Subscription Abuse. When customers take a “set it and forget it” approach to recurring subscription services, it’s inevitable that heightened chargeback requests will follow. But, with interest in subscription box services, meal prep, streaming, and other businesses based around recurring billing only set to grow, subscription abuse will be an increasingly prominent challenge.

It’s up to professionals in the payments space to mitigate these threats. The question: how?

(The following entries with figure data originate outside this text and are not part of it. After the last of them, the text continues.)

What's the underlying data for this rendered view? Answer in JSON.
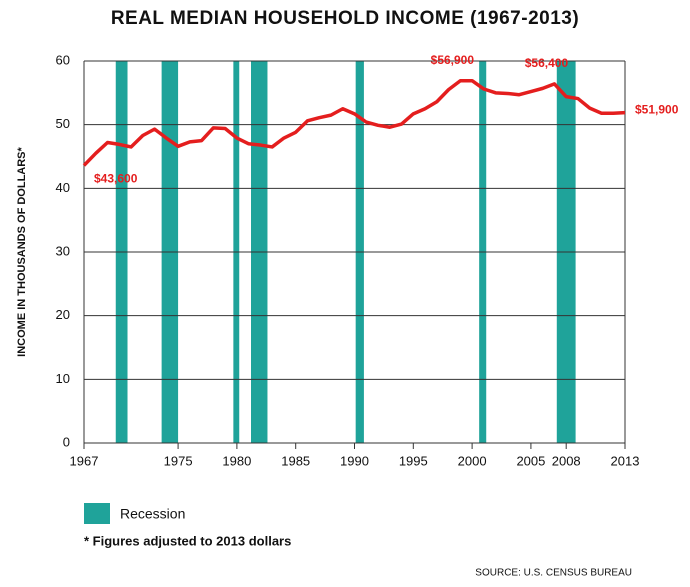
{
  "chart_data": {
    "type": "line",
    "title": "REAL MEDIAN HOUSEHOLD INCOME (1967-2013)",
    "y_label": "INCOME IN THOUSANDS OF DOLLARS*",
    "x": [
      1967,
      1968,
      1969,
      1970,
      1971,
      1972,
      1973,
      1974,
      1975,
      1976,
      1977,
      1978,
      1979,
      1980,
      1981,
      1982,
      1983,
      1984,
      1985,
      1986,
      1987,
      1988,
      1989,
      1990,
      1991,
      1992,
      1993,
      1994,
      1995,
      1996,
      1997,
      1998,
      1999,
      2000,
      2001,
      2002,
      2003,
      2004,
      2005,
      2006,
      2007,
      2008,
      2009,
      2010,
      2011,
      2012,
      2013
    ],
    "values": [
      43.6,
      45.5,
      47.2,
      46.9,
      46.5,
      48.3,
      49.3,
      47.9,
      46.6,
      47.3,
      47.5,
      49.5,
      49.4,
      47.9,
      47.0,
      46.8,
      46.5,
      47.9,
      48.8,
      50.6,
      51.1,
      51.5,
      52.5,
      51.7,
      50.4,
      49.9,
      49.6,
      50.1,
      51.7,
      52.5,
      53.6,
      55.5,
      56.9,
      56.9,
      55.6,
      55.0,
      54.9,
      54.7,
      55.2,
      55.7,
      56.4,
      54.4,
      54.1,
      52.6,
      51.8,
      51.8,
      51.9
    ],
    "value_labels": [
      "$43,600",
      null,
      null,
      null,
      null,
      null,
      null,
      null,
      null,
      null,
      null,
      null,
      null,
      null,
      null,
      null,
      null,
      null,
      null,
      null,
      null,
      null,
      null,
      null,
      null,
      null,
      null,
      null,
      null,
      null,
      null,
      null,
      "$56,900",
      null,
      null,
      null,
      null,
      null,
      null,
      null,
      "$56,400",
      null,
      null,
      null,
      null,
      null,
      "$51,900"
    ],
    "color": "#e41e1e",
    "recessions": {
      "name": "Recession",
      "color": "#1fa39a",
      "ranges": [
        [
          1969.7,
          1970.7
        ],
        [
          1973.6,
          1975.0
        ],
        [
          1979.7,
          1980.2
        ],
        [
          1981.2,
          1982.6
        ],
        [
          1990.1,
          1990.8
        ],
        [
          2000.6,
          2001.2
        ],
        [
          2007.2,
          2008.8
        ]
      ]
    },
    "xlim": [
      1967,
      2013
    ],
    "xticks": [
      1967,
      1975,
      1980,
      1985,
      1990,
      1995,
      2000,
      2005,
      2008,
      2013
    ],
    "ylim": [
      0,
      60
    ],
    "yticks": [
      0,
      10,
      20,
      30,
      40,
      50,
      60
    ],
    "grid": true,
    "note": "* Figures adjusted to 2013 dollars",
    "source": "SOURCE:  U.S. CENSUS BUREAU"
  }
}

There’s only so much we can do based on these broad forecasts. Breaking fraud trends up by decade can be useful, in that it helps us see how far we’ve come in a set period. The reality, though, is that the myriad cyber threats facing the market are constantly evolving. That’s why it’s best to take a comprehensive, adaptable approach from the beginning.

We should call for a multi-layered understanding of fraud on the part of merchants and banks. The more dynamic our approach, the better-suited it will be to withstand new and evolving threats. Developing solutions to mitigate both pre- and post-transactional threats based on hard, historical data is our safest bet. For merchants, this means embracing complimentary fraud detection tools that allow for more precise customization and adaptation over time as trends develop. For institutions, it means putting more emphasis on consumer education, case reviews, and fraud screening.

Of course, we’ll never be able to stop all fraud incidents. That said, without taking on this more dynamic and comprehensive approach, this decade will take fraud losses in the payments industry to new and frightening heights.